I'm trying to build a Python machine learning model that can predict column names of unseen column data, based on previous datasets. For a simplified example a training dataframe can look like:
Currency | Security Number |
---|---|
USD | 000402625 |
CAD | 001477825 |
USD | 200398025 |
USD | 000403458 |
JPY | 099402464 |
EUR | 458592625 |
where the model would find a way to distinguish currencies from security numbers, and then feeding this test dataframe to the model:
X | Y |
---|---|
CAD | 500235025 |
CAD | 200394855 |
EUR | 999398025 |
EUR | 234890578 |
USD | 980758345 |
JPY | 123754890 |
would identify column X = Currency and column Y = Security Number
I've did research and couldn't find anything that would allow predictions based on full column data, any help would be appreciated.
CodePudding user response:
Since all the possible currencies are known you can get 100% accuracy by simply checking from a known list instead of making a prediction with a model.

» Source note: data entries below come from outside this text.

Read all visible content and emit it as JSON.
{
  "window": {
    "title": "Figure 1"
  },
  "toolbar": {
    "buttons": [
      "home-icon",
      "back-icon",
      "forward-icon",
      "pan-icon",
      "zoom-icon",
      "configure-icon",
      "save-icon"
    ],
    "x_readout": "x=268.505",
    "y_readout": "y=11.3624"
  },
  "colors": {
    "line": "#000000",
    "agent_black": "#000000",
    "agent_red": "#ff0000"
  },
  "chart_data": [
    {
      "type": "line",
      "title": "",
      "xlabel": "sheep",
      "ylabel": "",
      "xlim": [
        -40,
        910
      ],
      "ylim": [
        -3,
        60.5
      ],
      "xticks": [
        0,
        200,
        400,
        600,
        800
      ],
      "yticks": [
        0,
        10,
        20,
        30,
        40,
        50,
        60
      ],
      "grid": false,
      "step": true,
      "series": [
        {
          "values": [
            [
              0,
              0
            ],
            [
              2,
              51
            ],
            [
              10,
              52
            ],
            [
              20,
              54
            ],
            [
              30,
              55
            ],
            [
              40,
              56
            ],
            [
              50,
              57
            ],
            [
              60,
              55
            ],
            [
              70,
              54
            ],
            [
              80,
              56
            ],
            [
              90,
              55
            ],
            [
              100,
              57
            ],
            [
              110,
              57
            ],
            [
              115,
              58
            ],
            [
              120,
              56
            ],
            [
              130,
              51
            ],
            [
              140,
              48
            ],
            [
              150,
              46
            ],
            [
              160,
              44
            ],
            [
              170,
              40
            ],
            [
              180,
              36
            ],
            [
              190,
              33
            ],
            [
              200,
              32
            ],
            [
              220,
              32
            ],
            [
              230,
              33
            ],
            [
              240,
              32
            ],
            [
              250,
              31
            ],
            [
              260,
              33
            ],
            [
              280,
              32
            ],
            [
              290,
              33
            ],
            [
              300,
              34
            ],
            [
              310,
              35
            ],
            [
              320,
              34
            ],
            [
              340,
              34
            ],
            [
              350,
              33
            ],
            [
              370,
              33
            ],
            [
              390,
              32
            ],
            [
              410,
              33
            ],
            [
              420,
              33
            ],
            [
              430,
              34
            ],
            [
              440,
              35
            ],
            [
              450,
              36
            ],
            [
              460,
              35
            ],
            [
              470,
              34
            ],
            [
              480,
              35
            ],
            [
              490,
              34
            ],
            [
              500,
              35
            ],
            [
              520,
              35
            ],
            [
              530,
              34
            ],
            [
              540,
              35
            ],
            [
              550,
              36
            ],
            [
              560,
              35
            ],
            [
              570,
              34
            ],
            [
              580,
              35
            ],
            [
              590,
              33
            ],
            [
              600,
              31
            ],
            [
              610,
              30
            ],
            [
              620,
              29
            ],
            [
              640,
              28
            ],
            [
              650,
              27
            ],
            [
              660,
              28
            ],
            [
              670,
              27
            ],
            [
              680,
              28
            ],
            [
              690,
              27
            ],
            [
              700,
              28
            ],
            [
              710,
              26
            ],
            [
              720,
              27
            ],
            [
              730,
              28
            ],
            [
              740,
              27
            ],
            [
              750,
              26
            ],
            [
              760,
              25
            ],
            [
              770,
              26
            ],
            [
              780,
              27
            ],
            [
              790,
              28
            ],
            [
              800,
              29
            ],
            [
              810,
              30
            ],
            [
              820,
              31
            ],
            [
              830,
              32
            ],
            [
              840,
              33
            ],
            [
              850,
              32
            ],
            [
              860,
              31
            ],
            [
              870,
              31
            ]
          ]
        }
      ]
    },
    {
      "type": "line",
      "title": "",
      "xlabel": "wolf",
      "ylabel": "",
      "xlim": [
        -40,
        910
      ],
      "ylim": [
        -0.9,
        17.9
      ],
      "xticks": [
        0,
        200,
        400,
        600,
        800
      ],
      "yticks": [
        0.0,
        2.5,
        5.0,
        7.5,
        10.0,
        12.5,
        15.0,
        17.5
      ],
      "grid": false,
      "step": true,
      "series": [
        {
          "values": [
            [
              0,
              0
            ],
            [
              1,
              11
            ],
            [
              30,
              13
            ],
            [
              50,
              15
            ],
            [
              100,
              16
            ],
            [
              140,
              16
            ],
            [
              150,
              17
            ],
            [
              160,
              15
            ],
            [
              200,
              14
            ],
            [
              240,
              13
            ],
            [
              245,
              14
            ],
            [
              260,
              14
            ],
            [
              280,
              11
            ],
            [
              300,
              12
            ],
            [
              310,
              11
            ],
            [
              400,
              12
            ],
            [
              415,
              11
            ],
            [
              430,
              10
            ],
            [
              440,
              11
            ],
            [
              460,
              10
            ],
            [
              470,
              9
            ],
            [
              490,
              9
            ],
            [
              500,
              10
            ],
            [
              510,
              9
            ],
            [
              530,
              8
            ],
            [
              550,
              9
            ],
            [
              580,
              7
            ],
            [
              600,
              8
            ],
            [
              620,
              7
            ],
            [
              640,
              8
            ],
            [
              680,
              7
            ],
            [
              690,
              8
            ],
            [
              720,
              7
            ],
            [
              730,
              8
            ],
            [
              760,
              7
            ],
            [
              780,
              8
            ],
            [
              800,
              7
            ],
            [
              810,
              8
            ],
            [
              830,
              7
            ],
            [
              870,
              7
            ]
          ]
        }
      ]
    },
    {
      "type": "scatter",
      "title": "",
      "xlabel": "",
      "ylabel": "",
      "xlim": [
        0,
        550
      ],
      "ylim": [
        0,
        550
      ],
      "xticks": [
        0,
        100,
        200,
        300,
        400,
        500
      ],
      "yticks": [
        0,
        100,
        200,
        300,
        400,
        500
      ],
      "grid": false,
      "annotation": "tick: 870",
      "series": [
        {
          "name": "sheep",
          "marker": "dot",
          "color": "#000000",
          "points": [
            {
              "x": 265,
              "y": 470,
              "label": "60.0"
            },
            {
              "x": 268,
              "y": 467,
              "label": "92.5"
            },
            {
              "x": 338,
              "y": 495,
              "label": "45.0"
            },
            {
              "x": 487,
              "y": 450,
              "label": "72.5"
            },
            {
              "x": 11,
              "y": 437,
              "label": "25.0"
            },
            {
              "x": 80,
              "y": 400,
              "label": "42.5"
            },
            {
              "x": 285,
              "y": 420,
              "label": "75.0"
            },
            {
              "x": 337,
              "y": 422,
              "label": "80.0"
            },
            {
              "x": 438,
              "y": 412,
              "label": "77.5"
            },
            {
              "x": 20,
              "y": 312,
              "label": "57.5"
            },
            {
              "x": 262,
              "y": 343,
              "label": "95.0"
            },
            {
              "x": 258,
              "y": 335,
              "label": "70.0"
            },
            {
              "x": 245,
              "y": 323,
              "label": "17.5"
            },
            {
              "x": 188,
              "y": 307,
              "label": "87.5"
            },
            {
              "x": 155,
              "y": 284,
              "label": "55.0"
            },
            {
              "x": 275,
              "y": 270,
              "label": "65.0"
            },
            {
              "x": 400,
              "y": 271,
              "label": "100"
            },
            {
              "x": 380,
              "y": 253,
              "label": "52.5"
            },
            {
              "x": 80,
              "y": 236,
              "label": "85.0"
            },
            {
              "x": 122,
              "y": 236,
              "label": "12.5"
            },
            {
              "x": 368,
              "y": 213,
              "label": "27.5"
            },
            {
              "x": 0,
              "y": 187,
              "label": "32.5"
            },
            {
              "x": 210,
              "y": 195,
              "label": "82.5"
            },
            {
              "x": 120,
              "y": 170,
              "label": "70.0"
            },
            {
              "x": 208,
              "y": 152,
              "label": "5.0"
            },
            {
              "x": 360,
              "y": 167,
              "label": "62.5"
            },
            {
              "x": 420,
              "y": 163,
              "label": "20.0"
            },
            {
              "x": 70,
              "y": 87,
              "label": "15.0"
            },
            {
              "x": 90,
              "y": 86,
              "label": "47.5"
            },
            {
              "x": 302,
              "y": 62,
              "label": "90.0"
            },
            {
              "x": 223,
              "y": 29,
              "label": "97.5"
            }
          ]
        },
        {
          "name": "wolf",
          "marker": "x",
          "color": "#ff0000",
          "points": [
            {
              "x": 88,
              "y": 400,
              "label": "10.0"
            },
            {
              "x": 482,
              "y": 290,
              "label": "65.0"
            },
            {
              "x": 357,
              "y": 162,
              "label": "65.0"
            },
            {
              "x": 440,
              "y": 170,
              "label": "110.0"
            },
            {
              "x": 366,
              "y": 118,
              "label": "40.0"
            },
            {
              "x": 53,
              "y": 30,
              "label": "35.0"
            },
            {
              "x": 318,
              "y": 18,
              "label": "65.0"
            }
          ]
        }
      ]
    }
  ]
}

But generally speaking, you can put all your data into one huge excel sheet, each row has a value and label. Then you shuffle your rows to make it random, and then you can train the whole thing.
Value | Label |
---|---|
USD | Currency |
001477825 | Security Number |
000403458 | Security Number |
EUR | Currency |
If you add enough data you should be able to predict that "BLA" is a currency and that 349834989 is a security number. Both are not correct but should be close enough to what you need :) This is what happens if you use machine learning :)
BUT
You will run into problems if you have several columns that all have numbers. In that case, the numbers need to have a pattern that can be associated with that column. That might simply not be the case.